Is something missing for Catriona? Yes, absolutely. At night, after she checks on her little boy and then goes to her bed, she is alone – and lonely. She remembers what it was to feel attraction for a man, and she wants that again. Her heart has so much capacity for love, and she naturally wishes to love and be loved.
But Catriona does not need a man in order to live – and love – her life. So when she travels to Lake Como to work with blind pianist Umberto, she carries with her a strong sense of identity. Umberto will open a door to her heart and he will challenge her in ways she never imagined, but he will not shake her foundations.
This, I think, is how it should be: that a relationship is a choice, not a necessity. Catriona will not be trapped by her feelings for Umberto; she will be free to choose how she acts on those feelings. Her strength and independence are her liberation. She channels Anaïs Nin’s words:
I, with a deeper instinct, choose a man who compels my strength, who makes enormous demands on me, who does not doubt my courage or my toughness, who does not believe me naïve or innocent, who has the courage to treat me like a woman.

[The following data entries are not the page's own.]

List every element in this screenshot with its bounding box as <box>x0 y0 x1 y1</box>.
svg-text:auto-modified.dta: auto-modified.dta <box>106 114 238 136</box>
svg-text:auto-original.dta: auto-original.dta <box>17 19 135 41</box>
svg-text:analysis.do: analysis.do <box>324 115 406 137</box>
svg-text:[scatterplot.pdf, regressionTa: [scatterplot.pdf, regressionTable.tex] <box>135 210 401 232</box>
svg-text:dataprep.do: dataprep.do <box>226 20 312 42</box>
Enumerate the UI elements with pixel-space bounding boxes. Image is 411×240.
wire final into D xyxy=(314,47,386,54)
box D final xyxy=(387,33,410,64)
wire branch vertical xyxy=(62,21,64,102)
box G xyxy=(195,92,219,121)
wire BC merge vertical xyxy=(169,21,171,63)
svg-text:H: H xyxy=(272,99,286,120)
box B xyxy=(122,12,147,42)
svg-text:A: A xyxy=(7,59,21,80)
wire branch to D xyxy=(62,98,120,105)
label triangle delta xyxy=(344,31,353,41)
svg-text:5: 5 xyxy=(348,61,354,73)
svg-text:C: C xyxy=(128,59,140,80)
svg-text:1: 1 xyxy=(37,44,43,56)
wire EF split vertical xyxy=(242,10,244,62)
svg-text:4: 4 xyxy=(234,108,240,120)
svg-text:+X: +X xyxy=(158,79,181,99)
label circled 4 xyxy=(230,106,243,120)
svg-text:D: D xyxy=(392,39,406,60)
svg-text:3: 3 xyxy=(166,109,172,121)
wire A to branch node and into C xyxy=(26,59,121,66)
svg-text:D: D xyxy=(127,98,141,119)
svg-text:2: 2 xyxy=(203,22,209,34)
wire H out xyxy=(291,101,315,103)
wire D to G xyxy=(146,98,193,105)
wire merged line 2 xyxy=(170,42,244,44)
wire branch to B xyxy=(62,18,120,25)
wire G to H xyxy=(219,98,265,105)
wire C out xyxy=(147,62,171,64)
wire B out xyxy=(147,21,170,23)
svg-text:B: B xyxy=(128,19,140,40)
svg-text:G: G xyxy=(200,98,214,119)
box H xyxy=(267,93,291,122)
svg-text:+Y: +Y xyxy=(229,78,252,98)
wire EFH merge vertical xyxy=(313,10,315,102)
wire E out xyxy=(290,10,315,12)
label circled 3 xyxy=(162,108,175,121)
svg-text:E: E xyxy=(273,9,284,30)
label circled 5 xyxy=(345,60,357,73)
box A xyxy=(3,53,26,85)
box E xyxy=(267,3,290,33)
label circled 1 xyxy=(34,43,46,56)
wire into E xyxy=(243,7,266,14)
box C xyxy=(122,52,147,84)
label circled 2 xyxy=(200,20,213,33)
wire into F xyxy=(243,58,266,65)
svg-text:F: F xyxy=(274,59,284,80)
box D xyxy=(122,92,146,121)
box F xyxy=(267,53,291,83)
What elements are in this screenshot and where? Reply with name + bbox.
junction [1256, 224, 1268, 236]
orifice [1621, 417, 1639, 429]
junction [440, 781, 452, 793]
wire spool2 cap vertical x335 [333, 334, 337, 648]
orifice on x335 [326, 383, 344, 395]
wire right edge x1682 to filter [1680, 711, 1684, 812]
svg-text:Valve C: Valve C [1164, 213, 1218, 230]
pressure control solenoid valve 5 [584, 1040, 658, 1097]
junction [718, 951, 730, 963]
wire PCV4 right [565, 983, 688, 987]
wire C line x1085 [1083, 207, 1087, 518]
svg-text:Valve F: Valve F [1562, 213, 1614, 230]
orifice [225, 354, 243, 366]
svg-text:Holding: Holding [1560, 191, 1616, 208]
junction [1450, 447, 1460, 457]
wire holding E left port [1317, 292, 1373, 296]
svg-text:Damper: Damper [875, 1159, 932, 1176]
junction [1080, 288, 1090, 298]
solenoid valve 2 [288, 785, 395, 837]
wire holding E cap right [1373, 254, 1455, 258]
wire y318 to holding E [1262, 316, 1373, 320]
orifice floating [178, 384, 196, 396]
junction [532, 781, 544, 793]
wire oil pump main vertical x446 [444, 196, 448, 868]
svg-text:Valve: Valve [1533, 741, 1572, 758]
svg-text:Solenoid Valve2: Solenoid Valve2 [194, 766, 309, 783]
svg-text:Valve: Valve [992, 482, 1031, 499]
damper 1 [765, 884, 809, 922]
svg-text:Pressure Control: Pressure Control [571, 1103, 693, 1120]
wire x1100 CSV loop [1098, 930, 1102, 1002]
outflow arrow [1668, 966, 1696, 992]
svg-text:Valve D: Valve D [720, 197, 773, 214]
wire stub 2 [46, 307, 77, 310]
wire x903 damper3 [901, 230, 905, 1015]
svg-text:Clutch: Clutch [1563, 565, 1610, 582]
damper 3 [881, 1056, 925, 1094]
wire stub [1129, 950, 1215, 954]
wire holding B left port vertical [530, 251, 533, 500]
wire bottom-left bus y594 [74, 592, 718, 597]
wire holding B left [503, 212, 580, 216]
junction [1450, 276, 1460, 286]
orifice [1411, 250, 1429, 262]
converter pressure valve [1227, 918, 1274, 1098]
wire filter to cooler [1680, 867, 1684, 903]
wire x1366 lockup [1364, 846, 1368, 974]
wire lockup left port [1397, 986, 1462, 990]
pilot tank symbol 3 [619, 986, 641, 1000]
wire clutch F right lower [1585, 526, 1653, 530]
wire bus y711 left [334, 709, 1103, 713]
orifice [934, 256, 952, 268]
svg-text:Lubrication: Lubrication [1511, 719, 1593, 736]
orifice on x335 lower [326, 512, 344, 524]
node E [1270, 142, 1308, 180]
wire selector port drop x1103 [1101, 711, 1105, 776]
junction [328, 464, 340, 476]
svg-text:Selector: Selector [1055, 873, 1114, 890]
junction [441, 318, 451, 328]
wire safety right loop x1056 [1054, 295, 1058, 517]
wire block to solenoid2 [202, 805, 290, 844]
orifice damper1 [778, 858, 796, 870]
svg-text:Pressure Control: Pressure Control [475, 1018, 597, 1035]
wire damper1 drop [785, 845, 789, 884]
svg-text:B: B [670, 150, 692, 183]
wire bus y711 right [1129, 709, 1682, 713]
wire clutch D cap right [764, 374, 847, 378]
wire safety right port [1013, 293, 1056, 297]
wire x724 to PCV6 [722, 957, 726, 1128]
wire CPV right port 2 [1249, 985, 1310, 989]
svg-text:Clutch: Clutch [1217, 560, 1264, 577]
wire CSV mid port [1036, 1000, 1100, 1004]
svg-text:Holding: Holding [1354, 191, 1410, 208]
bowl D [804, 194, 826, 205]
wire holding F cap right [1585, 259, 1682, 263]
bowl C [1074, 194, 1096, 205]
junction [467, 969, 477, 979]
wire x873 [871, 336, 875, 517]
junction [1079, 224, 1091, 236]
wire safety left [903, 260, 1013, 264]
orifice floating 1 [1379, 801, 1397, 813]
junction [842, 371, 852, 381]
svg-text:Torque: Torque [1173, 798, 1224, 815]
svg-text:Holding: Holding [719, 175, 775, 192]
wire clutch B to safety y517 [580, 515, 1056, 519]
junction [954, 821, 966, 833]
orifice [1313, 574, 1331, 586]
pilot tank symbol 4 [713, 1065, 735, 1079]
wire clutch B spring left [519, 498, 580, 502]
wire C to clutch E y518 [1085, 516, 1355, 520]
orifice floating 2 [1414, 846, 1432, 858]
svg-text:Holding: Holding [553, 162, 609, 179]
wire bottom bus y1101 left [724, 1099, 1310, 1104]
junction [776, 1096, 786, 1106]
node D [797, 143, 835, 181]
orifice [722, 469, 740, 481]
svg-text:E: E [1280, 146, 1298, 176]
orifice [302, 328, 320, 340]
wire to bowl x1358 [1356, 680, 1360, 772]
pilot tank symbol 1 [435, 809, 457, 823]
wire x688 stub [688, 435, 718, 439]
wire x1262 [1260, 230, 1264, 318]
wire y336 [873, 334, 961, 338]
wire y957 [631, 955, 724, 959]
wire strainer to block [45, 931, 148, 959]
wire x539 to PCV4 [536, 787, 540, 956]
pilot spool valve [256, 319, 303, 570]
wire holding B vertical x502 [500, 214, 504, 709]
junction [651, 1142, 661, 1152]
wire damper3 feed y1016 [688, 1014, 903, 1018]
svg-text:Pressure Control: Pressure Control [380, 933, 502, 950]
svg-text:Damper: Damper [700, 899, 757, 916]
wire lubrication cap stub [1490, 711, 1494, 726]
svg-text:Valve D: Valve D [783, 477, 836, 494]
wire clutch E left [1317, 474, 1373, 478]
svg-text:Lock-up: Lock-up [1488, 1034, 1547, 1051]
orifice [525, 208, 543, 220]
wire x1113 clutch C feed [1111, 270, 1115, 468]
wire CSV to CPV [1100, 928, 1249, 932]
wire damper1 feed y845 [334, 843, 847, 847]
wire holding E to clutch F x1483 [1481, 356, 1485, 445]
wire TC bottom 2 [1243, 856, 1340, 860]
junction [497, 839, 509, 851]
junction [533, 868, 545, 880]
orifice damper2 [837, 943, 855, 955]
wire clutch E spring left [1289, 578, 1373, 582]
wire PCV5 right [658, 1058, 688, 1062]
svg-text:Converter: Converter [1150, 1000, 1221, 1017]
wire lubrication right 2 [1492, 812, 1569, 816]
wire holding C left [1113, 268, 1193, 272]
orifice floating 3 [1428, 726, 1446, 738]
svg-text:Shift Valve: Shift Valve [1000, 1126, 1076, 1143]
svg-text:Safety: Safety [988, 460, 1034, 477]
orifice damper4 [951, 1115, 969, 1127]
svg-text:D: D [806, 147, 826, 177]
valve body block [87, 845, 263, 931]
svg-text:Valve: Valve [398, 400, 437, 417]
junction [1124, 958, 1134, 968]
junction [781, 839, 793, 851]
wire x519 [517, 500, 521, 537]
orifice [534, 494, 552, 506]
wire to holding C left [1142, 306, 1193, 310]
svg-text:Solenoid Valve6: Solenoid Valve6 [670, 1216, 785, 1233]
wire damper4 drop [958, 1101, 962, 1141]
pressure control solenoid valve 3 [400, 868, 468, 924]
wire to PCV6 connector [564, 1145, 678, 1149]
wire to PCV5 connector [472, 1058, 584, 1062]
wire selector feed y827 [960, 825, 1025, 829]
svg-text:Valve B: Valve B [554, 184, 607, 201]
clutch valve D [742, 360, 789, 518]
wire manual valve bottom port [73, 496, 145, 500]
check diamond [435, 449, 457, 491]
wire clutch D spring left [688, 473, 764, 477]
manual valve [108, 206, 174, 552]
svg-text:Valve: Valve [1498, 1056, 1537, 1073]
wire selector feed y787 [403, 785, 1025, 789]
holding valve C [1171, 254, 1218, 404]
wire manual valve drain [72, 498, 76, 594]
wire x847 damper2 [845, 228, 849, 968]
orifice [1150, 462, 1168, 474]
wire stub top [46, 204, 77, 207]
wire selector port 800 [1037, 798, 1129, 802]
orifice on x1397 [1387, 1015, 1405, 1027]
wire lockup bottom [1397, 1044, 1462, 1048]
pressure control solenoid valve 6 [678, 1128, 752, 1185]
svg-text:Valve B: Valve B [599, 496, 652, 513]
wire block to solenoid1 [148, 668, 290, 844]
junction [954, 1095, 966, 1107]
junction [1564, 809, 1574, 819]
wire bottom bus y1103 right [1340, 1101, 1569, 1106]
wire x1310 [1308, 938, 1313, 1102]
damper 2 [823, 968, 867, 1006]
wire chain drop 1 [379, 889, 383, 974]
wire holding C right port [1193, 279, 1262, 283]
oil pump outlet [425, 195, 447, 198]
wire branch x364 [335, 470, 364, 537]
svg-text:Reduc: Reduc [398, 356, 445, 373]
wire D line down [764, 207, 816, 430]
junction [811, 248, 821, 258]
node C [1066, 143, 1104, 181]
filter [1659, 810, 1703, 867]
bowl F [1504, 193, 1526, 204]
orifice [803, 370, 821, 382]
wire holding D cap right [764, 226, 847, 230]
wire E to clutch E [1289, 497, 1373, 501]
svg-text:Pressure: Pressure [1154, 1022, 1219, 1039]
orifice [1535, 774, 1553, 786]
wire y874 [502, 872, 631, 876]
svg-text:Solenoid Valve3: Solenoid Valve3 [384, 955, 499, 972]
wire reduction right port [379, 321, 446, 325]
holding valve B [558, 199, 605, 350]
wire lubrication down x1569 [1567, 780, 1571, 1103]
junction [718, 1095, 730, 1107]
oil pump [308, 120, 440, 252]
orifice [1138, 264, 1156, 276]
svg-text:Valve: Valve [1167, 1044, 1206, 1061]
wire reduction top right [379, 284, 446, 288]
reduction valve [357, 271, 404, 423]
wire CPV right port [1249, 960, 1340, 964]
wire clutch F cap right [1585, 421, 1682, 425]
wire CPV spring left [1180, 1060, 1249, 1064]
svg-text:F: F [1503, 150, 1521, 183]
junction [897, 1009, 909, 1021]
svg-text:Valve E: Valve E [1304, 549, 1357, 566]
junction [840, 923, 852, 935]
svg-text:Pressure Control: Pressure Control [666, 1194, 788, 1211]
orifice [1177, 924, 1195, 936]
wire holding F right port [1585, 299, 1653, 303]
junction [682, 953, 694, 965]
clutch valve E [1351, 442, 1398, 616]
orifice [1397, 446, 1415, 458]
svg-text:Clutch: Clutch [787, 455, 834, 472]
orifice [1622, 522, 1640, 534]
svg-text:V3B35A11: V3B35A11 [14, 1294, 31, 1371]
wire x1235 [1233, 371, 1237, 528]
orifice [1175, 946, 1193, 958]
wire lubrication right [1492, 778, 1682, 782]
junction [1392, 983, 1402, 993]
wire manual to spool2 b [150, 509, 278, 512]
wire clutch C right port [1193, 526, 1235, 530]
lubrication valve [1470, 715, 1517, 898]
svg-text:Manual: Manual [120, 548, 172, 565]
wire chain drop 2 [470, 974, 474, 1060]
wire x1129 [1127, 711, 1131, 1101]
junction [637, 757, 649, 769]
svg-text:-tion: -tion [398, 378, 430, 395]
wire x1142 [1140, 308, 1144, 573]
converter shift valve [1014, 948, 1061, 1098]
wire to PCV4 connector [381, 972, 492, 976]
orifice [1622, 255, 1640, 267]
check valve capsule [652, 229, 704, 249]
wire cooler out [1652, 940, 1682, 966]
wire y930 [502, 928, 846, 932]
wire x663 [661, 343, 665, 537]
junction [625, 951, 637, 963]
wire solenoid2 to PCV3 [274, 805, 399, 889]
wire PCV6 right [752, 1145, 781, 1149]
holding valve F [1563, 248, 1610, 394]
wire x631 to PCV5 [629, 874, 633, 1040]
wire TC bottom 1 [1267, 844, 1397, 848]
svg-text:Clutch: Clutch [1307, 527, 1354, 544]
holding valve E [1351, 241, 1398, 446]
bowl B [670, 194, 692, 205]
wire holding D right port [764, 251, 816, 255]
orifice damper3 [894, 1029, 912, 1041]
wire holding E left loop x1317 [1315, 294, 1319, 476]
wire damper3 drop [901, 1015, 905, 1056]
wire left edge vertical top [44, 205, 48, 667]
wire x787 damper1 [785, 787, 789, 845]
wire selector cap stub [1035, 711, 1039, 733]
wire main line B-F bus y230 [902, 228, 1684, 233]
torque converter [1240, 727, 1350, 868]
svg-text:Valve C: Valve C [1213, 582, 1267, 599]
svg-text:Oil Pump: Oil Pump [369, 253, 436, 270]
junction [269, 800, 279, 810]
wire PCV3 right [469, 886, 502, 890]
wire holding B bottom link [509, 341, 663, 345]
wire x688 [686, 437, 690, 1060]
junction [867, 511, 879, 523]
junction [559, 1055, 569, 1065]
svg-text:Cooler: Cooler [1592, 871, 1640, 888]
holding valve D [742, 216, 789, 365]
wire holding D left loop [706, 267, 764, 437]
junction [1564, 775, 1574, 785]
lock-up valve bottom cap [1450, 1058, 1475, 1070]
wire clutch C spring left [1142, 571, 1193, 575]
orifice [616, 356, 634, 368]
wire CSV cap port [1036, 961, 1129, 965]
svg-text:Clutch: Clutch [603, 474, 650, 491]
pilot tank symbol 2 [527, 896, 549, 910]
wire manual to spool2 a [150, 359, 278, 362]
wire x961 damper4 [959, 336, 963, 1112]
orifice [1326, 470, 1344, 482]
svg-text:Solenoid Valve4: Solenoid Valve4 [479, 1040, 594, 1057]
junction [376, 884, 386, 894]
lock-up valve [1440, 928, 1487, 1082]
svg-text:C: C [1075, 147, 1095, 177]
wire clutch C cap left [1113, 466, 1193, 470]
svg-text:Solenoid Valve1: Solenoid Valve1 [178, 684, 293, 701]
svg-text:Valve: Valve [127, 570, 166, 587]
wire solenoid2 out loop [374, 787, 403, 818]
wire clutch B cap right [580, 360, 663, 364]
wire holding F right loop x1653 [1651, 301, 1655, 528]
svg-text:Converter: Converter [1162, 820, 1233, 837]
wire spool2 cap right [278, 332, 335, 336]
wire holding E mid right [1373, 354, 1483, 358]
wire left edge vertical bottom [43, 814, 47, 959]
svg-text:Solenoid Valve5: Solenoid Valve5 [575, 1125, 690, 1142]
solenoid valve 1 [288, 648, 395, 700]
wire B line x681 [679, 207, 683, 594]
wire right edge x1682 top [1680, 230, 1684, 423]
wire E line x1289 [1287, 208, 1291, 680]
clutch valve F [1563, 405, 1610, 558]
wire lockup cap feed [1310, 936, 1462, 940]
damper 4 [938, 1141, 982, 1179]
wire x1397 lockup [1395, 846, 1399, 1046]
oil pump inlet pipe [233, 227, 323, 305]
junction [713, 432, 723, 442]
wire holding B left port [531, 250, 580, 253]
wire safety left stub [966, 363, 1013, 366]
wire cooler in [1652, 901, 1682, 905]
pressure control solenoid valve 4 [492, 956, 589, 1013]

The challenge in Concerto is for Umberto to regain his own strength and independence. Once, he too had a life that made him happy and defined him; he was a composer, and proud of that fact. But since losing his sight he has lost his way. If love is to have any chance of blossoming between Catriona and Umberto, then he will have to be more than his blindness – he will have to be the man he was before; he will have to return to his music.
Two people with their own fulfilling lives making a choice to come together… now that is romance, without the tragedy.